There’s some hope offered in the opening credits of “P2” in the form of producer Alexandre Aja, the director of the magnificent “High Tension” and the “Hills Have Eyes” remake. Seeing his name attached to the screenplay immediately affirms that this throwaway horror film might not be so throwaway after all. Well…so much for the promise of screen credits.

Aja isn’t the director for this exercise in parking garage havoc. That honor goes to Franck Khalfoun, a newcomer and associate of Aja’s, getting his feet wet with a routine thriller that will more likely put the viewer to sleep than give them the scare of their life. Setting a thriller in a confined area isn’t a bad idea, but you’d be surprised just how flavorless a parking garage can be. Khalfoun isn’t accomplished enough as a filmmaker to jolt this story to life, and he lazily depends on boo scares and strange displays of fairly graphic gore to keep the crowds interested. It just isn’t enough, especially when lady logic is furiously beating down the door (I never knew one could rip off a fingernail passively reaching for a cell phone on the ground) and the acting couldn’t be worse if it tried.

The main offender is Wes Bentley who, after his display of cream puff badassery in this year’s “Ghost Rider,” should consider a career path in which he never plays a villain again. With a cheeseball Abercrombie model stare and internet-cafe-regular skin color, Bentley isn’t the least bit menacing, and I swear to God there should be a law against actors with feminine voices taking roles that require a great deal of screaming. It’s hilarious, which is most certainly not the intention of “P2.”

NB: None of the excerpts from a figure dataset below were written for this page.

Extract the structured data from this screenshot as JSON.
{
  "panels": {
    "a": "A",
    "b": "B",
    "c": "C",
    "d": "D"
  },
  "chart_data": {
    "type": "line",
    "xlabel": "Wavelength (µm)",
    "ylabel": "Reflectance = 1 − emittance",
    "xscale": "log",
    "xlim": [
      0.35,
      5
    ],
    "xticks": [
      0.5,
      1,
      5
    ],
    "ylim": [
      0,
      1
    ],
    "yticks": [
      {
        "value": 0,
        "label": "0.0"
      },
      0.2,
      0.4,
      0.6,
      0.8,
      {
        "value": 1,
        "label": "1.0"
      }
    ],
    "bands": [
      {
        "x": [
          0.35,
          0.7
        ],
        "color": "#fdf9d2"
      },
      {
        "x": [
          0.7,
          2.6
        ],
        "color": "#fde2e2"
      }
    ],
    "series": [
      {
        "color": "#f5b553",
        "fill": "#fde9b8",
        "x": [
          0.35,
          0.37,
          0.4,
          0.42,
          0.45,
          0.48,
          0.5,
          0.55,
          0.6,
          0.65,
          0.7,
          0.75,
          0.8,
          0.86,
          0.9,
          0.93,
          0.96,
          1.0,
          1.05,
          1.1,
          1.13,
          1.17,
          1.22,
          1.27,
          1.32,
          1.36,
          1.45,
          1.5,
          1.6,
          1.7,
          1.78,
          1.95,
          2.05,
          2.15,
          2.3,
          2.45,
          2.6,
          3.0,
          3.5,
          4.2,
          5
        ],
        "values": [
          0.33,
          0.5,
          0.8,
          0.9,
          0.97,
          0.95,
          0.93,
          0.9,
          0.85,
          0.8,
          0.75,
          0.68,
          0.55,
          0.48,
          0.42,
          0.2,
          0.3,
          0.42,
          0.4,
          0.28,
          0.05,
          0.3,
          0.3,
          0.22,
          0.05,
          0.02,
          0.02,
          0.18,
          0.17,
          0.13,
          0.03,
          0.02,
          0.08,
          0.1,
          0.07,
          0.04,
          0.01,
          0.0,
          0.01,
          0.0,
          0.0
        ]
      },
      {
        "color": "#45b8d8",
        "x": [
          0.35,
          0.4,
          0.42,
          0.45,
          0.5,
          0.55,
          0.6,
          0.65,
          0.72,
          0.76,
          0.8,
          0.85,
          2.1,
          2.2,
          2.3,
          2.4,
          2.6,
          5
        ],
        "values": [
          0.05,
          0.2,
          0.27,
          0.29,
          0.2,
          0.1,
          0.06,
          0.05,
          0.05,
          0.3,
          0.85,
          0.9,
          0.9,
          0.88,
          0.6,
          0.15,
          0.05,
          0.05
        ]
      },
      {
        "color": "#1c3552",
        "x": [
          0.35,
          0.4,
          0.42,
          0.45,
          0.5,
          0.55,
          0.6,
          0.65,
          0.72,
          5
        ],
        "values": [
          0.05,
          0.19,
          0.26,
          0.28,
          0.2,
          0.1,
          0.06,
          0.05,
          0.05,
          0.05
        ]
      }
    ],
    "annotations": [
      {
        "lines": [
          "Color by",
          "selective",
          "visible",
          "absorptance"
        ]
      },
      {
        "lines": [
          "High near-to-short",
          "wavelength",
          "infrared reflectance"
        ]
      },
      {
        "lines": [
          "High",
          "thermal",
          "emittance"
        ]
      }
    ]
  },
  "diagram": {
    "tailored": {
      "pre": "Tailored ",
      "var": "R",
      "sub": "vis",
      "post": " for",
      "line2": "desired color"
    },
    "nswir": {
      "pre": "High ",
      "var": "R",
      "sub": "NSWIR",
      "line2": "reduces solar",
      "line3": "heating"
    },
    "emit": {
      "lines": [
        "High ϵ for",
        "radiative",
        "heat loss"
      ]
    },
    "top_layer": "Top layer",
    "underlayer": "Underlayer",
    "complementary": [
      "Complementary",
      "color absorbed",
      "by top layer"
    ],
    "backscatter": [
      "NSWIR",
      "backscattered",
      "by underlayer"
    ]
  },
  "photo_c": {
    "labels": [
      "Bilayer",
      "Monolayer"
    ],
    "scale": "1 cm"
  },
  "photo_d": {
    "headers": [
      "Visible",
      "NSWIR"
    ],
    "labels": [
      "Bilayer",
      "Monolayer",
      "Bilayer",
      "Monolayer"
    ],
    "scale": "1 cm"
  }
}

The rest of the film is standard issue thriller “entertainment,” only there’s a curious lack of invention to the piece and not a drop of emotional investment. The experience is mostly watching bad talent interact interminably without ever achieving a plot point and counting how many times the movie wets down Nichols’s ample cleavage. This is not horror. This is not much of a thriller either. It just stinks, and even worse, it’s unbelievably boring.